Es extraordinariamente difícil escribir en los momentos felices. Contar cómo te acariciaba el pelo y tu olor se me quedaba en las manos, lo confortante de tu sonrisa de chocolate, tu afilada carcajada hundiéndose en mis costillas como viento. Poco puede interesar que derramé océanos candentes al ver que no te perdía, que despertaba y tus dedos de niña seguían enredados en mi sábanas; que mi maldición, un día más, no te había expulsado de mi vida. No habría sabido expresar entonces las puñaladas de tus besos, los tatuajes que dejaron tus dientes en mi espalda, la dicha encerrada en un dolor que sólo tú podías proporcionarme.
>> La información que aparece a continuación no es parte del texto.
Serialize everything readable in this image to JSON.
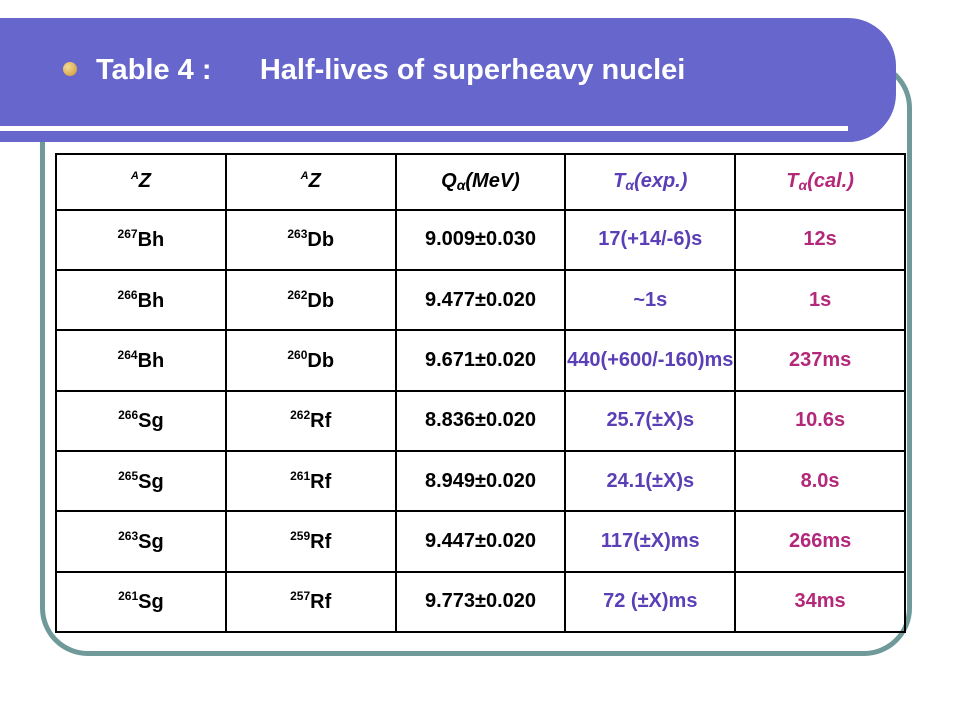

Y es que en aquel momento, no éramos dos ni una, sino algo más y poco menos que nada.
Mis pesadillas resultaron ser ciertas; siempre he tenido el don de la clarividencia. Pero en aquellas noches, despertaba, y te notaba cerca, tu respiración me hacía cosquillas y se me olvidaba que soy un poco bruja en lo que a desgracias se refiere. Y abrías esos ojos, milagros oscuros en los amaneceres de sangre, y nada malo podía ocurrirme.
Era difícil hablar de ello, porque era mentira, pero yo no lo sabía.